We observed that the average clustering coefficient versus similarity threshold function can be characterized by the presence of a peak that covers a range of similarity threshold values. This peak is preceded by a steep decline in the number of edges of the similarity network. The maximum of this peak is well aligned with the best clustering outcome. Thus, if no reference set is available, choosing the similarity threshold associated with this peak would be a near-ideal setting for the subsequent network cluster analysis. The proposed method can be used as a general approach to determine the appropriate similarity threshold to generate the similarity network of large-scale molecular datasets.
基于复杂网络理论的方法以及“大数据”的出现重塑了分子结构-活性关系的研究领域。这种变化催生了新的方法,这些方法需要面对一个重要挑战,即:如何将一个大型分子数据集重构为一个最适合后续分析目的的网络。我们的研究特别关注网络聚类,通过提出一种数据转换方法和一个聚类框架来解决这个开放性问题。
使用WOMBAT和PubChem MLSMR数据集,我们研究了在相似性矩阵上应用的相似性阈值变化与新兴的基于相似性的网络的平均聚类系数之间的关系。

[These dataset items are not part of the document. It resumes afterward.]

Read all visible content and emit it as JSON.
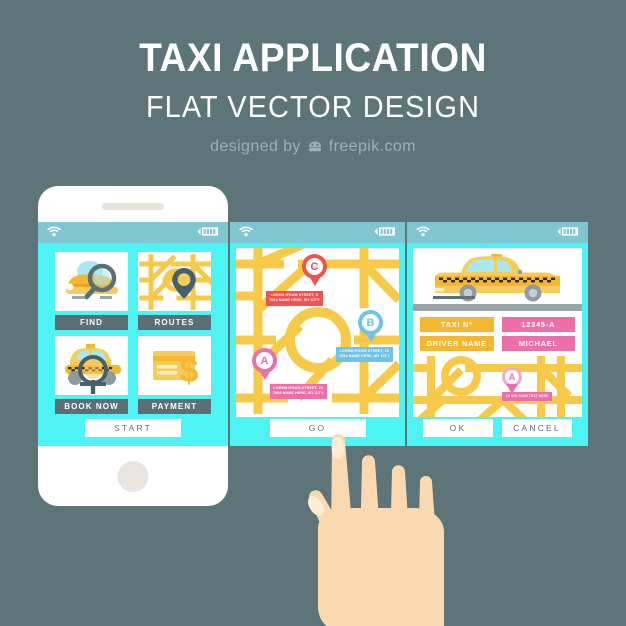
{
  "theme": {
    "background": "#5d7579",
    "screen_cyan": "#4ef4f4",
    "statusbar": "#7fc6d0",
    "label_slate": "#5c6f77",
    "road_yellow": "#f7c948",
    "marker_red": "#ef5350",
    "marker_blue": "#6fc3ea",
    "marker_pink": "#ee6fa8",
    "chip_amber": "#f5b731",
    "skin": "#fad9b0"
  },
  "header": {
    "title": "TAXI APPLICATION",
    "subtitle": "FLAT VECTOR DESIGN",
    "credit_prefix": "designed by",
    "credit_brand": "freepik.com"
  },
  "screen1": {
    "statusbar": {
      "wifi_icon": "wifi-icon",
      "battery_icon": "battery-icon"
    },
    "tiles": [
      {
        "label": "FIND",
        "icon": "taxi-search-icon"
      },
      {
        "label": "ROUTES",
        "icon": "map-pin-icon"
      },
      {
        "label": "BOOK NOW",
        "icon": "taxi-booking-icon"
      },
      {
        "label": "PAYMENT",
        "icon": "credit-card-dollar-icon"
      }
    ],
    "cta": "START"
  },
  "screen2": {
    "statusbar": {
      "wifi_icon": "wifi-icon",
      "battery_icon": "battery-icon"
    },
    "markers": [
      {
        "id": "C",
        "color": "#ef5350",
        "line1": "LOREM IPSUM STREET, 5",
        "line2": "7054 NAME HERE, MY CITY"
      },
      {
        "id": "B",
        "color": "#6fc3ea",
        "line1": "LOREM IPSUM STREET, 15",
        "line2": "7054 NAME HERE, MY CITY"
      },
      {
        "id": "A",
        "color": "#ee6fa8",
        "line1": "LOREM IPSUM STREET, 20",
        "line2": "7054 NAME HERE, MY CITY"
      }
    ],
    "cta": "GO"
  },
  "screen3": {
    "statusbar": {
      "wifi_icon": "wifi-icon",
      "battery_icon": "battery-icon"
    },
    "car_icon": "yellow-taxi-icon",
    "info": [
      {
        "label": "TAXI Nº",
        "value": "12345-A"
      },
      {
        "label": "DRIVER NAME",
        "value": "MICHAEL"
      }
    ],
    "map_marker": {
      "id": "A",
      "callout": "10 MIN YOUR TEXT HERE"
    },
    "buttons": {
      "ok": "OK",
      "cancel": "CANCEL"
    }
  },
  "hand": {
    "icon": "pointing-hand-icon"
  }
}
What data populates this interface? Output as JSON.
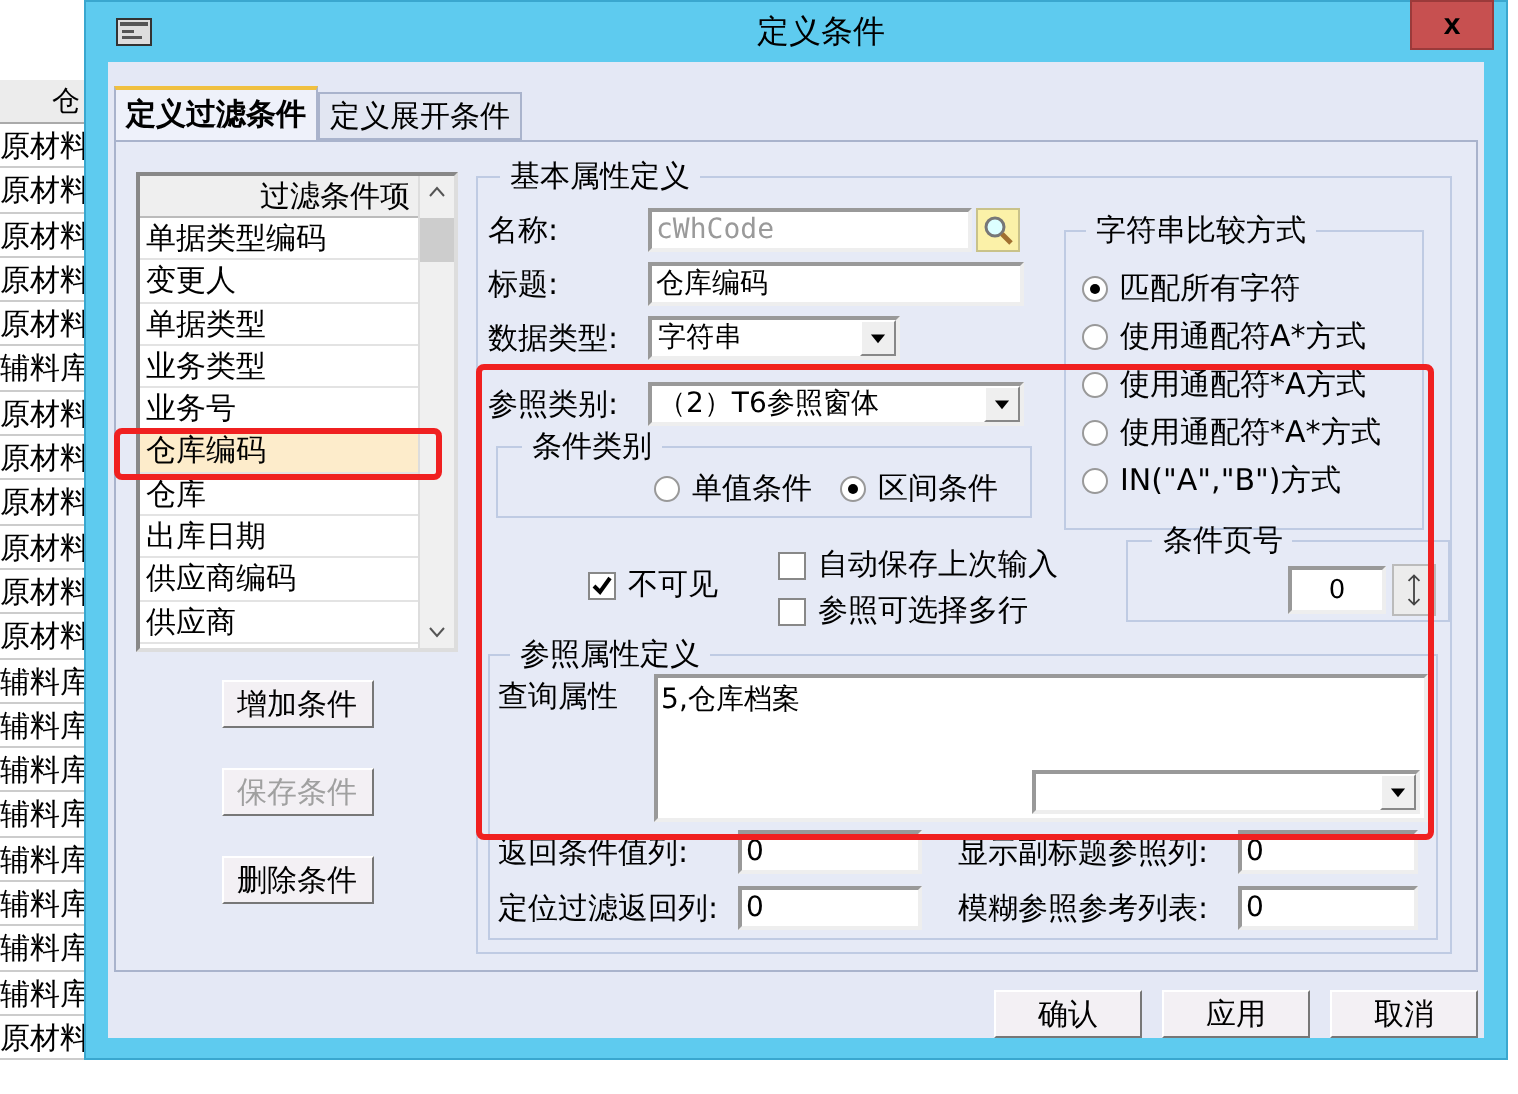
{
  "background": {
    "header": "仓",
    "column_rows": [
      "原材料",
      "原材料",
      "原材料",
      "原材料",
      "原材料",
      "辅料库",
      "原材料",
      "原材料",
      "原材料",
      "原材料",
      "原材料",
      "原材料",
      "辅料库",
      "辅料库",
      "辅料库",
      "辅料库",
      "辅料库",
      "辅料库",
      "辅料库",
      "辅料库",
      "原材料"
    ]
  },
  "window": {
    "title": "定义条件",
    "close": "x"
  },
  "tabs": [
    {
      "label": "定义过滤条件",
      "selected": true
    },
    {
      "label": "定义展开条件",
      "selected": false
    }
  ],
  "filter_list": {
    "header": "过滤条件项",
    "items": [
      {
        "label": "单据类型编码",
        "selected": false
      },
      {
        "label": "变更人",
        "selected": false
      },
      {
        "label": "单据类型",
        "selected": false
      },
      {
        "label": "业务类型",
        "selected": false
      },
      {
        "label": "业务号",
        "selected": false
      },
      {
        "label": "仓库编码",
        "selected": true
      },
      {
        "label": "仓库",
        "selected": false
      },
      {
        "label": "出库日期",
        "selected": false
      },
      {
        "label": "供应商编码",
        "selected": false
      },
      {
        "label": "供应商",
        "selected": false
      }
    ]
  },
  "list_buttons": [
    {
      "label": "增加条件",
      "disabled": false
    },
    {
      "label": "保存条件",
      "disabled": true
    },
    {
      "label": "删除条件",
      "disabled": false
    }
  ],
  "basic": {
    "title": "基本属性定义",
    "name": {
      "label": "名称:",
      "value": "cWhCode",
      "disabled": true
    },
    "caption": {
      "label": "标题:",
      "value": "仓库编码"
    },
    "data_type": {
      "label": "数据类型:",
      "value": "字符串"
    },
    "ref_type": {
      "label": "参照类别:",
      "value": "（2）T6参照窗体"
    },
    "condition_type": {
      "title": "条件类别",
      "options": [
        {
          "label": "单值条件",
          "selected": false
        },
        {
          "label": "区间条件",
          "selected": true
        }
      ]
    },
    "compare": {
      "title": "字符串比较方式",
      "options": [
        {
          "label": "匹配所有字符",
          "selected": true
        },
        {
          "label": "使用通配符A*方式",
          "selected": false
        },
        {
          "label": "使用通配符*A方式",
          "selected": false
        },
        {
          "label": "使用通配符*A*方式",
          "selected": false
        },
        {
          "label": "IN(\"A\",\"B\")方式",
          "selected": false
        }
      ]
    },
    "invisible": {
      "label": "不可见",
      "checked": true
    },
    "options": [
      {
        "label": "自动保存上次输入",
        "checked": false
      },
      {
        "label": "参照可选择多行",
        "checked": false
      }
    ],
    "page": {
      "title": "条件页号",
      "value": "0"
    }
  },
  "reference": {
    "title": "参照属性定义",
    "query_label": "查询属性",
    "query_value": "5,仓库档案",
    "fields": [
      {
        "label": "返回条件值列:",
        "value": "0"
      },
      {
        "label": "显示副标题参照列:",
        "value": "0"
      },
      {
        "label": "定位过滤返回列:",
        "value": "0"
      },
      {
        "label": "模糊参照参考列表:",
        "value": "0"
      }
    ]
  },
  "buttons": [
    "确认",
    "应用",
    "取消"
  ]
}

然后使用InfoMap算法对这些相似性网络进行聚类。我们设计了一种系统方法来生成所谓的“伪参考”聚类数据集,以弥补大规模参考数据集的不足。借助聚类框架,我们能够观察到相似性阈值变化的影响及其对平均聚类系数和聚类性能的后果。
我们观察到平均聚类系数与相似性阈值函数的特征是存在一个覆盖一定相似性阈值范围的峰值。在这个峰值之前,相似性网络的边数会急剧下降。这个峰值的最大值与最佳聚类结果高度吻合。因此,如果没有可用的参考集,选择与这个峰值相关的相似性阈值将是后续网络聚类分析的近乎理想的设置。所提出的方法可以用作确定合适的相似性阈值以生成大规模分子数据集的相似性网络的通用方法。